Mountains for Moms sponsored a fundraising trip to climb Mount Kilimanjaro in Tanzania during winter break in 2010. Brotzky led a group of 11 Cornell students and alumni who scaled the mountain and generated $8,000 for Operation Fistula. The club continued the trip for several years, raising another $42,000.

“I got really lucky getting into Cornell and in different parts of my life,” says Brotzky. “I felt like I wanted to do something to pay it forward to the universe.”

While many Dyson students end up working on Wall Street, van Es knew that Brotzky would chart his own path and become an entrepreneur. “Ilya always marched to his own drum,” she says. “He knew he was going to do something entrepreneurial from the beginning.”

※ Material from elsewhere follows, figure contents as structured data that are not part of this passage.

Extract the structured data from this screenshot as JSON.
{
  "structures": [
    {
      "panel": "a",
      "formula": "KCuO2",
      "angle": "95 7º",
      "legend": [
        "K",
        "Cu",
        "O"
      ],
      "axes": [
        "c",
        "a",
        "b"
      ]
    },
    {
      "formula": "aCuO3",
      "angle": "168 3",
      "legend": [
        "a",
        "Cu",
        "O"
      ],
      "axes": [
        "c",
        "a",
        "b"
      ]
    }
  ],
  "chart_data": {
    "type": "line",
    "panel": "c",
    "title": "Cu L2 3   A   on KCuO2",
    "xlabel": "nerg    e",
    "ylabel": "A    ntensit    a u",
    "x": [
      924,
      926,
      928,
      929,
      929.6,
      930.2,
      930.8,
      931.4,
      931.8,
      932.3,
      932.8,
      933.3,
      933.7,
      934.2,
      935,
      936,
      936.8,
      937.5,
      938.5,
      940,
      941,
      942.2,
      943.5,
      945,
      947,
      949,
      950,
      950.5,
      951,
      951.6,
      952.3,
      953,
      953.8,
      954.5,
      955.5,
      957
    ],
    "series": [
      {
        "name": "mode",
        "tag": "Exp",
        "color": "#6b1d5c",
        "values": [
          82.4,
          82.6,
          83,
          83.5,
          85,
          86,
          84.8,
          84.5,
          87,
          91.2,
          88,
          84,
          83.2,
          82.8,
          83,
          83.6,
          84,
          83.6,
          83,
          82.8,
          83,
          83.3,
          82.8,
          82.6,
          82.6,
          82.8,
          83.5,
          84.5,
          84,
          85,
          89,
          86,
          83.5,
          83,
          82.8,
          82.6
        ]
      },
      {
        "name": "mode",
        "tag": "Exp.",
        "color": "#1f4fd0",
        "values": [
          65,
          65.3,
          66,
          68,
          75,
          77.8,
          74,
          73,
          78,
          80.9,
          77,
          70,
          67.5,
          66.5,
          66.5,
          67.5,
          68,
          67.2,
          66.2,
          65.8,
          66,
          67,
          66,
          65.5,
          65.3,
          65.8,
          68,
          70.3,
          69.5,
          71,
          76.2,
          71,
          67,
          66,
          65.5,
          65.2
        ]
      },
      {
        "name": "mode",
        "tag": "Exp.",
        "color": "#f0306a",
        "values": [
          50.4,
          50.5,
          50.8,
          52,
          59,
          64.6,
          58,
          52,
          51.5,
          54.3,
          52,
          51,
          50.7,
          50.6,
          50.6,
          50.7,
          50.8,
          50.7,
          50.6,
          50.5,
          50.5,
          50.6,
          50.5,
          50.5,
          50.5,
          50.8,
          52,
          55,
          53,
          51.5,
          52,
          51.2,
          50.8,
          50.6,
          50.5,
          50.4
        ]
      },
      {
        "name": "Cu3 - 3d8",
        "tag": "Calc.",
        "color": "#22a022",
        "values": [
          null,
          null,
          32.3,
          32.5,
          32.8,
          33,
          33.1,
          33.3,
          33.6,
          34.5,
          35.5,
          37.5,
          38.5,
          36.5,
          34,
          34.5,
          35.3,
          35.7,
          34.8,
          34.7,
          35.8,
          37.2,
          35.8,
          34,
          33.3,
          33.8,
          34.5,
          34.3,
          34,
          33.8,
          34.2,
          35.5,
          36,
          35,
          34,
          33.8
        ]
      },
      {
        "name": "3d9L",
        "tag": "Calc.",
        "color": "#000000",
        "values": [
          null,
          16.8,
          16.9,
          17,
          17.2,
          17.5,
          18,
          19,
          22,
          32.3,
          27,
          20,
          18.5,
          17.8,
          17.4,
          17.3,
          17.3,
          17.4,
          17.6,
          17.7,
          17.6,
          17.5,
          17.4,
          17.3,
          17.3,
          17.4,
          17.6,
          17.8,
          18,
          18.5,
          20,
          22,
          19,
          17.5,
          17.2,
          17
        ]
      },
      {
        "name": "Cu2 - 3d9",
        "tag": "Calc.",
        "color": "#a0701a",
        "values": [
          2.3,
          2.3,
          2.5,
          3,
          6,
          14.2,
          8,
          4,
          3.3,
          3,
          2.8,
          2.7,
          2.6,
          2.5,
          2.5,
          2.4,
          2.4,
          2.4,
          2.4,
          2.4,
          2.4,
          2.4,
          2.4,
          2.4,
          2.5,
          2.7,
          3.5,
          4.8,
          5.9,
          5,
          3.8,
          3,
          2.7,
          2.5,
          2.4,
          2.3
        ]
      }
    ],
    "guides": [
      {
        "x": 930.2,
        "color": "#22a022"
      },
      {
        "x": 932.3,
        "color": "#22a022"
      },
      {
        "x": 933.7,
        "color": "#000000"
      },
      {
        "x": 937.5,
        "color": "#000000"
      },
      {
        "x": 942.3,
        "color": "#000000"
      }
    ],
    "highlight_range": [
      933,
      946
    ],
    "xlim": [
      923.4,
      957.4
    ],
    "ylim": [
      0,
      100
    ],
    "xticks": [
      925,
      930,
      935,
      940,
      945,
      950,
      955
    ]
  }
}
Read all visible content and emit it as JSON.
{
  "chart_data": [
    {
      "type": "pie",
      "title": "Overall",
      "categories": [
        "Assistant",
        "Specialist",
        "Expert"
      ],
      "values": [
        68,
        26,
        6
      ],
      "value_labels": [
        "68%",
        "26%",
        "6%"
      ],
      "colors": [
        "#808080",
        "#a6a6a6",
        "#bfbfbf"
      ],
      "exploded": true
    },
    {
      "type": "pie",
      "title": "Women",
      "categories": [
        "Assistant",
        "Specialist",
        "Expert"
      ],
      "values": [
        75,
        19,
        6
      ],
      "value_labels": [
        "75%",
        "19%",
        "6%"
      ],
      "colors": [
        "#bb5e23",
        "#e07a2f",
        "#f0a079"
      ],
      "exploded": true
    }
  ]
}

A switch into tech recruitment

Instead of heading to New York after graduation, Brotzky landed in Brazil to work as a management trainee at Vale, the world’s second-largest mining company. While he didn’t enjoy working for a large firm, he loved Brazil, where he met his wife, Giselle Guimarãesis, and later joined two startups offering online courses in career planning.

Because he figured other people would also want to move to Brazil, Brotzky created a platform called Brazil Career Blueprint to provide courses on how to settle in the country. His friends, however, insisted that his business model should be reversed: instead of trying to attract people to Brazil, he should focus on helping Brazilians move to Canada.

When he returned to Canada, he started an online course to teach soft skills to Brazilian tech workers who wanted to immigrate to Vancouver. Within a year, employers across Canada were asking to hire his students and he began expanding the company throughout the country.

In 2015, Brotzky and Guimarãesis launched VanHack; since then, it has grown into a multimillion-dollar company that employs 100 people worldwide. Most of the tech workers it places are from Brazil, Nigeria and India, while the firms recruiting them are primarily in North America and Europe.

Ilya Brotzky standing and posing with 10 men and women, all smiling, in front of a window and with VanHack signage in the foreground and background.
Ilya Brotzky with VanHack team members at the 2022 HR Tech Group conference

Though the company has recently focused on relocating tech workers from Ukraine, Brotzky notes that VanHack also regularly places software engineers from Russia. “I’m just trying to help people get out of a bad situation,” he says. “We have people from all over the world who want to go and move to a better country, whatever that country might be for them.”